N. Korea singles President Lee out for criticism

Posted on : 2008-04-02 12:44 KST Modified on : 2019-10-19 20:29 KST
Lee’s N. Korea policy will be catastrophic for inter-Korean relations, N. Korean commentary says

>On April 1, North Korea described President Lee Myung-bak as a “rebel, an absent-minded traitor, a conservative power broker,” directly referring to him by name for the first time. Since Lee took office after the December presidential election, Pyongyang has used expressions such as “conservative ruling power” and “descendants of the dictatorship” to refer to the government, but has not used Lee’s name. The Rodong Sinmun, the newspaper of the ruling North Korean Workers’ Party, criticized Lee’s North Korea policy as an “anti-unification declaration.” The North’s rejection of the Lee administration’s policy on North Korea is likely to prolong the strain in inter-Korean relations for a considerable period of time.

An article in the newspaper titled, “What the South Korean authorities will get from the anti-North confrontation is only destruction” said, “All Lee Myung-bak has done was to remove garbage from the Cheonggyecheon in Seoul while merely doing business throughout his life.” Since the June 15, 2000, declaration, Pyongyang has stopped criticizing South Korean heads of state.

The article went on to say, “Lee Myung-bak’s regime should take full responsibility for the irreversible, catastrophic consequences caused by its sycophantic, anti-North Korea strategies. North-South relations will come to a standstill and peace and safety on the Korean Peninsula will be destroyed,” characterizing Lee’s flagship North Korea policy, known as “Vision 3000,” as nonsensical, reactionary and something that goes against unification, saying that it will be catastrophic for inter-Korean relations.
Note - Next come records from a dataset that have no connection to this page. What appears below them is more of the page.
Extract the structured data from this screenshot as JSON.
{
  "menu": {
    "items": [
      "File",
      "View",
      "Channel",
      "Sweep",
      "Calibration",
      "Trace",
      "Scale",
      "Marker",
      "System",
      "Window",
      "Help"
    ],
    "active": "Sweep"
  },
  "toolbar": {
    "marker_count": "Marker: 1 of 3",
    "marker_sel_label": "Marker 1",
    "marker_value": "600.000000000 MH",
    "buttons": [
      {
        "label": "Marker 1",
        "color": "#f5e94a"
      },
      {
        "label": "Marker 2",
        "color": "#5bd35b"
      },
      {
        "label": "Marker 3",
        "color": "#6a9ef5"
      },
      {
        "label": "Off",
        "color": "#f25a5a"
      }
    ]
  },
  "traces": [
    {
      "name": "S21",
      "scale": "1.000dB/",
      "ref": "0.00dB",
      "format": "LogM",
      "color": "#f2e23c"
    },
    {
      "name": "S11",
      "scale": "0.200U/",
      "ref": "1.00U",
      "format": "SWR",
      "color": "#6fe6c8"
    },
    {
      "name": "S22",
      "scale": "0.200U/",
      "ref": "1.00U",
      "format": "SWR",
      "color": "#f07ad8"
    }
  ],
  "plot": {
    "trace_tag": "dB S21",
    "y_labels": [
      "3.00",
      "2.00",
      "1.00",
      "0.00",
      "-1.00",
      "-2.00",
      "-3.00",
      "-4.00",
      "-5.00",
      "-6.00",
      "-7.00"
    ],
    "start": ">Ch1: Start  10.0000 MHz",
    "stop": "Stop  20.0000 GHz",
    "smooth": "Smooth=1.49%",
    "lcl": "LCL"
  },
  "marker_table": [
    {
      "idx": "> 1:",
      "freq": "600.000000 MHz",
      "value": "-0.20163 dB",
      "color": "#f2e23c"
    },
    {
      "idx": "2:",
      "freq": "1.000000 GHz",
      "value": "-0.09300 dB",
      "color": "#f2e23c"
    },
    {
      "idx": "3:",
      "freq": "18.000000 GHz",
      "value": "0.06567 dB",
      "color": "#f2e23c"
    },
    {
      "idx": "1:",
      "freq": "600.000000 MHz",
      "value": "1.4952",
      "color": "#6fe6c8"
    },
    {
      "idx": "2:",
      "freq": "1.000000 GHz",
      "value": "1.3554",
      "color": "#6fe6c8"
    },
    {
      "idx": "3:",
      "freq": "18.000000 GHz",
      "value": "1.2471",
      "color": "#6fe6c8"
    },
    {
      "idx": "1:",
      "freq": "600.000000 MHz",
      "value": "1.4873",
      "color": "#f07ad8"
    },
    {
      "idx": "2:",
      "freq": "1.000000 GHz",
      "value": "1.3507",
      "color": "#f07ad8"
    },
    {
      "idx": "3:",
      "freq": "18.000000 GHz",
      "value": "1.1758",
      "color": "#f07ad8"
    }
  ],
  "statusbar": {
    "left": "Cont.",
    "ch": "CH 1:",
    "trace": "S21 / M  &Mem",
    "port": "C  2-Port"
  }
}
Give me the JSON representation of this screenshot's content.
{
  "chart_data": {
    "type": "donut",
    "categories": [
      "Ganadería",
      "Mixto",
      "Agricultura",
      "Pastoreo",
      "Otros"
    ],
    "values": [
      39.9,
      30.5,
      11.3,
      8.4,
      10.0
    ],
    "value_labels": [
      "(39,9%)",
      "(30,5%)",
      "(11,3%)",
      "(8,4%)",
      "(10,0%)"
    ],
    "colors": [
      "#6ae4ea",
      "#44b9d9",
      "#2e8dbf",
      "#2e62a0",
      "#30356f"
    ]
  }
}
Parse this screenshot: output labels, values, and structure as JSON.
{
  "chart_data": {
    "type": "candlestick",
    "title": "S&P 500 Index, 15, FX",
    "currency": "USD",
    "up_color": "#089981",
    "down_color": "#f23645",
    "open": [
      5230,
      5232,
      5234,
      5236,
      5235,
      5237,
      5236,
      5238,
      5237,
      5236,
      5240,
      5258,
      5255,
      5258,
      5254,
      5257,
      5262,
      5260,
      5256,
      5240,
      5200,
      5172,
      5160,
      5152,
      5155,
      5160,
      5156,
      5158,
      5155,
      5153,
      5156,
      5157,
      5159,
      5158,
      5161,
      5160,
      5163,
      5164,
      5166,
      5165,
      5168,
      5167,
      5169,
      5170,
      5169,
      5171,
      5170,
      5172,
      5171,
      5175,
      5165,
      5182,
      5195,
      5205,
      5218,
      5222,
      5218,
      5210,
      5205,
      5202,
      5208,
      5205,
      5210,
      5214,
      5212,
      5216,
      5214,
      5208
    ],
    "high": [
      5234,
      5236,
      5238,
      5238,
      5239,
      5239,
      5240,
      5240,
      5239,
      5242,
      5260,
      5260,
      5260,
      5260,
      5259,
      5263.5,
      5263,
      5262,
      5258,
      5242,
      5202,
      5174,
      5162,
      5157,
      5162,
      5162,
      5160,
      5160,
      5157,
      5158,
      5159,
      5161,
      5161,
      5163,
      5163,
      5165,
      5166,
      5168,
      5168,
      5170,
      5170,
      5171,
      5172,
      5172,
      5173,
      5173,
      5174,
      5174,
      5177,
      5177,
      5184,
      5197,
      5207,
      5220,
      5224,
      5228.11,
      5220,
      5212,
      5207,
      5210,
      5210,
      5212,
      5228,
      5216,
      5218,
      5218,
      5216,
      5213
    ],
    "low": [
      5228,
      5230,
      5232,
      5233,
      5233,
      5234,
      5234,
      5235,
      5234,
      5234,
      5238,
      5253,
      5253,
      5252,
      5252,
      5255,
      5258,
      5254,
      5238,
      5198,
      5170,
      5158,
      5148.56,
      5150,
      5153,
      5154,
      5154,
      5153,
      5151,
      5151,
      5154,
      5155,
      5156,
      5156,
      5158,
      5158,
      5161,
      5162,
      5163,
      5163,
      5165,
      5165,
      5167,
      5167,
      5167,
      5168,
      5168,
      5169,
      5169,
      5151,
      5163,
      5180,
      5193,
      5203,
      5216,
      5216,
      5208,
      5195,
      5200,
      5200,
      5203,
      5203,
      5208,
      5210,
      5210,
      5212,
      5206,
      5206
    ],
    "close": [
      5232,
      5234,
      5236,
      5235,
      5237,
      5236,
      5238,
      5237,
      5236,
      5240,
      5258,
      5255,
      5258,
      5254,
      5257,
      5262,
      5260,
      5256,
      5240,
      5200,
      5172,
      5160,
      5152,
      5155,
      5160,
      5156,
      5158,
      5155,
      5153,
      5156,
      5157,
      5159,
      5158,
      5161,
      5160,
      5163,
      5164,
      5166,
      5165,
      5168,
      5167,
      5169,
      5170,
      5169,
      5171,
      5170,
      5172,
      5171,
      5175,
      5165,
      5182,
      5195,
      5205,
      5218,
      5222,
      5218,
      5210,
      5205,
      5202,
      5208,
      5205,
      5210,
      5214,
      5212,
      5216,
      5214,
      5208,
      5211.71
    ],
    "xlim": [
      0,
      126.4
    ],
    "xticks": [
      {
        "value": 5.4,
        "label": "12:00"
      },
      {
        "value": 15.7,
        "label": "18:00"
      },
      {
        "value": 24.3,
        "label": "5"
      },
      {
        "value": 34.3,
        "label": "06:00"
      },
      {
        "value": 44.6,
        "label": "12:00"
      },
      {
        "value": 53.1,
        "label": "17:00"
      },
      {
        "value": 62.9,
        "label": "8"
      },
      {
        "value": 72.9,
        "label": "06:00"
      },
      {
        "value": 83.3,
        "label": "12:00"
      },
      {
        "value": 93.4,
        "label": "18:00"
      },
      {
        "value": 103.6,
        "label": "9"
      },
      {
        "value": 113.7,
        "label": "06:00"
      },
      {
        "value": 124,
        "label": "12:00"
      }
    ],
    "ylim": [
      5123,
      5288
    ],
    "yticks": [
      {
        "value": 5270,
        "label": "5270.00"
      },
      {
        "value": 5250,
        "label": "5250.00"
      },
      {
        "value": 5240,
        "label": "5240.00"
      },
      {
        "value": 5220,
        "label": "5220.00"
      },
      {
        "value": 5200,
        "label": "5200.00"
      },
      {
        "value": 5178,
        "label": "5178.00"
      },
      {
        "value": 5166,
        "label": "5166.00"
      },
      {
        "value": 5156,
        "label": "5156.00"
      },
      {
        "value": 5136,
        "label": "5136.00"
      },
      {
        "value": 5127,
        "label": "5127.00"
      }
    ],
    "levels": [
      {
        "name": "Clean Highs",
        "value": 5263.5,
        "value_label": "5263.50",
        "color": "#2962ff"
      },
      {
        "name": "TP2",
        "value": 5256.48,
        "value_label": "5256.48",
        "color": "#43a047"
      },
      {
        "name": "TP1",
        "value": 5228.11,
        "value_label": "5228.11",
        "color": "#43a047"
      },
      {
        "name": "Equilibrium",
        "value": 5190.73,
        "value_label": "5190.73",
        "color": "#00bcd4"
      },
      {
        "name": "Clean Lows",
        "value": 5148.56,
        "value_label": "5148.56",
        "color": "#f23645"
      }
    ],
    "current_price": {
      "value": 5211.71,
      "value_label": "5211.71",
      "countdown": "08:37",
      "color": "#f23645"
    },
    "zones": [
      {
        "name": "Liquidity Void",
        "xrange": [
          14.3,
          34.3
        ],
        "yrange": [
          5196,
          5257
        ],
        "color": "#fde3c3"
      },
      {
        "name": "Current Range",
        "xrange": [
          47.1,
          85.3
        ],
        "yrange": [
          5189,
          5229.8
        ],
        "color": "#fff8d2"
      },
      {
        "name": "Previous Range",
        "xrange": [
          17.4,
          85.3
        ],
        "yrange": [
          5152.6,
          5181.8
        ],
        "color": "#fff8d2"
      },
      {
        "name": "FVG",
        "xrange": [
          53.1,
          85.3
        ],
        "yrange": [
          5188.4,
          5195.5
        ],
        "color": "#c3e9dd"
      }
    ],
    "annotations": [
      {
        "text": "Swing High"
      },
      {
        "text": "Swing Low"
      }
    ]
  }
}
Lee, in one of his major campaign pledges, said that if the North gave up its nuclear ambitions, he would increase North Korea’s per capita gross national income to US$3,000 in ten years.

The newspaper criticized Lee’s policy of “opening” the North to the outside world for exchange and development and his pragmatic style of leadership as instilling confrontation against Pyongyang and degrading inter-Korean relations to a plaything of his pragmatic diplomacy.

In addition, it said that Lee’s emphasis on the issue of North Korea’s human rights is a willful political provocation designed to inspire hostility and distrust among people of the same race and to drive relations between the two Koreas into a confrontation.

In response, an official of the presidential office known as Cheong Wa Dae, or the Blue House, expressed regret that the North had referred to a head of state by name. Cheong Wa Dae spokesman Lee Dong-kwan said, “First of all, we need to understand the North’s real intentions. We must precisely analyze what is behind such remarks.’’

The comments in the article come amid a deterioration in relations between North and South Korea and deadlock in a six-party talks on the denuclearization of North Korea. On March 28, North Korea test-fired several missiles into the West Sea and has been stepping up its verbal attacks on the South, though this is the first time Lee has been referred to by name. The six-party talks have stalled in recent months following a dispute between North Korea and the United States over the North’s promised declaration of its nuclear programs.